Pertemuan empat dosen muda ini di Malioboro yang merupakan pusat urat nadi kota Yogyakarta dapat dikatakan sesuatu yang istimewa. Lebih istimewa lagi karena pertemuan keempatnya diikuti pula pertemuan dengan seorang senior lulusan Sastra Minangkabau, Fakultas Sastra, Universitas Andalas tahun 1991 yang sekarang menjadi staf pengajar (dosen) di Universitas Leiden di Belanda, yaitu Dr. Suryadi, M.A. Kebetulan pada hari itu, Uda Suryadi–saya biasa memanggilnya Uda karena gagap memanggilnya Ajo seperti kebiasaan di Pariaman–yang telah menjadi dosen tetap di Universitas Leiden sejak tahun 2001 itu sedang berlibur bersama keluarganya di Yogyakarta.

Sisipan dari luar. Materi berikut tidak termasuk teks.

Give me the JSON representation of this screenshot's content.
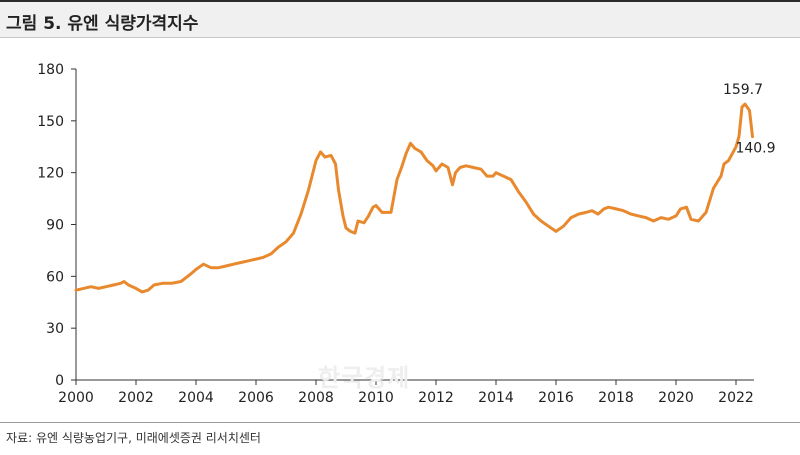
{
  "header": {
    "title": "그림 5. 유엔 식량가격지수"
  },
  "footer": {
    "source": "자료: 유엔 식량농업기구, 미래에셋증권 리서치센터"
  },
  "watermark": {
    "text": "한국경제"
  },
  "chart_data": {
    "type": "line",
    "title": "",
    "xlabel": "",
    "ylabel": "",
    "xlim": [
      2000,
      2022.6
    ],
    "ylim": [
      0,
      180
    ],
    "yticks": [
      0,
      30,
      60,
      90,
      120,
      150,
      180
    ],
    "xticks": [
      2000,
      2002,
      2004,
      2006,
      2008,
      2010,
      2012,
      2014,
      2016,
      2018,
      2020,
      2022
    ],
    "xtick_labels": [
      "2000",
      "2002",
      "2004",
      "2006",
      "2008",
      "2010",
      "2012",
      "2014",
      "2016",
      "2018",
      "2020",
      "2022"
    ],
    "ytick_labels": [
      "0",
      "30",
      "60",
      "90",
      "120",
      "150",
      "180"
    ],
    "grid": false,
    "legend": "none",
    "line_color": "#e8892e",
    "series": [
      {
        "x": [
          2000.0,
          2000.25,
          2000.5,
          2000.75,
          2001.0,
          2001.25,
          2001.5,
          2001.6,
          2001.75,
          2002.0,
          2002.2,
          2002.4,
          2002.6,
          2002.9,
          2003.2,
          2003.5,
          2003.8,
          2004.0,
          2004.25,
          2004.5,
          2004.75,
          2005.0,
          2005.25,
          2005.5,
          2005.75,
          2006.0,
          2006.25,
          2006.5,
          2006.75,
          2007.0,
          2007.25,
          2007.5,
          2007.75,
          2008.0,
          2008.15,
          2008.3,
          2008.5,
          2008.65,
          2008.75,
          2008.9,
          2009.0,
          2009.15,
          2009.3,
          2009.4,
          2009.6,
          2009.75,
          2009.9,
          2010.0,
          2010.2,
          2010.35,
          2010.5,
          2010.7,
          2010.85,
          2011.0,
          2011.15,
          2011.3,
          2011.5,
          2011.7,
          2011.9,
          2012.0,
          2012.2,
          2012.4,
          2012.55,
          2012.65,
          2012.8,
          2013.0,
          2013.25,
          2013.5,
          2013.7,
          2013.9,
          2014.0,
          2014.25,
          2014.5,
          2014.75,
          2015.0,
          2015.25,
          2015.5,
          2015.75,
          2016.0,
          2016.25,
          2016.5,
          2016.75,
          2017.0,
          2017.2,
          2017.4,
          2017.6,
          2017.75,
          2018.0,
          2018.25,
          2018.5,
          2018.75,
          2019.0,
          2019.25,
          2019.5,
          2019.75,
          2020.0,
          2020.15,
          2020.35,
          2020.5,
          2020.75,
          2021.0,
          2021.25,
          2021.5,
          2021.6,
          2021.75,
          2022.0,
          2022.1,
          2022.2,
          2022.3,
          2022.45,
          2022.55
        ],
        "y": [
          52,
          53,
          54,
          53,
          54,
          55,
          56,
          57,
          55,
          53,
          51,
          52,
          55,
          56,
          56,
          57,
          61,
          64,
          67,
          65,
          65,
          66,
          67,
          68,
          69,
          70,
          71,
          73,
          77,
          80,
          85,
          96,
          110,
          127,
          132,
          129,
          130,
          125,
          110,
          95,
          88,
          86,
          85,
          92,
          91,
          95,
          100,
          101,
          97,
          97,
          97,
          116,
          123,
          131,
          137,
          134,
          132,
          127,
          124,
          121,
          125,
          123,
          113,
          120,
          123,
          124,
          123,
          122,
          118,
          118,
          120,
          118,
          116,
          109,
          103,
          96,
          92,
          89,
          86,
          89,
          94,
          96,
          97,
          98,
          96,
          99,
          100,
          99,
          98,
          96,
          95,
          94,
          92,
          94,
          93,
          95,
          99,
          100,
          93,
          92,
          97,
          111,
          118,
          125,
          127,
          135,
          141,
          158,
          159.7,
          156,
          140.9
        ]
      }
    ],
    "annotations": [
      {
        "text": "159.7",
        "x": 2022.2,
        "y": 159.7
      },
      {
        "text": "140.9",
        "x": 2022.55,
        "y": 140.9
      }
    ]
  }
}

Tidak ada yang merencanakan pertemuan itu. Semua serba kebetulan. Hari itu, Dini seorang dari empat dosen FIB Unand yang sedang studi di FIB UGM melaksanakan ujian komprehensif. Dini lulus ujian dengan memuaskan. Selesai ujian, yang tiga lainnya datang memberikan ucapan selamat. Ketiganya tidak hadir ketika Dini sedang ujian karena memang tidak terbuka untuk disaksikan. Ucapan selamat untuk Dini disampaikan di University Club UGM, tempat Dini menginap. Tidak lama di sana, keempat dosen muda itu meluncur ke Malioboro untuk bertemu Uda Suryadi yang telah dikontak Defi untuk bertemu. Keberadaan Uda Suryadi di Yogyakarta terlacak melalui akun facebooknya. Gayung bersambut, keinginan bertemu akhirnya bisa terwujud.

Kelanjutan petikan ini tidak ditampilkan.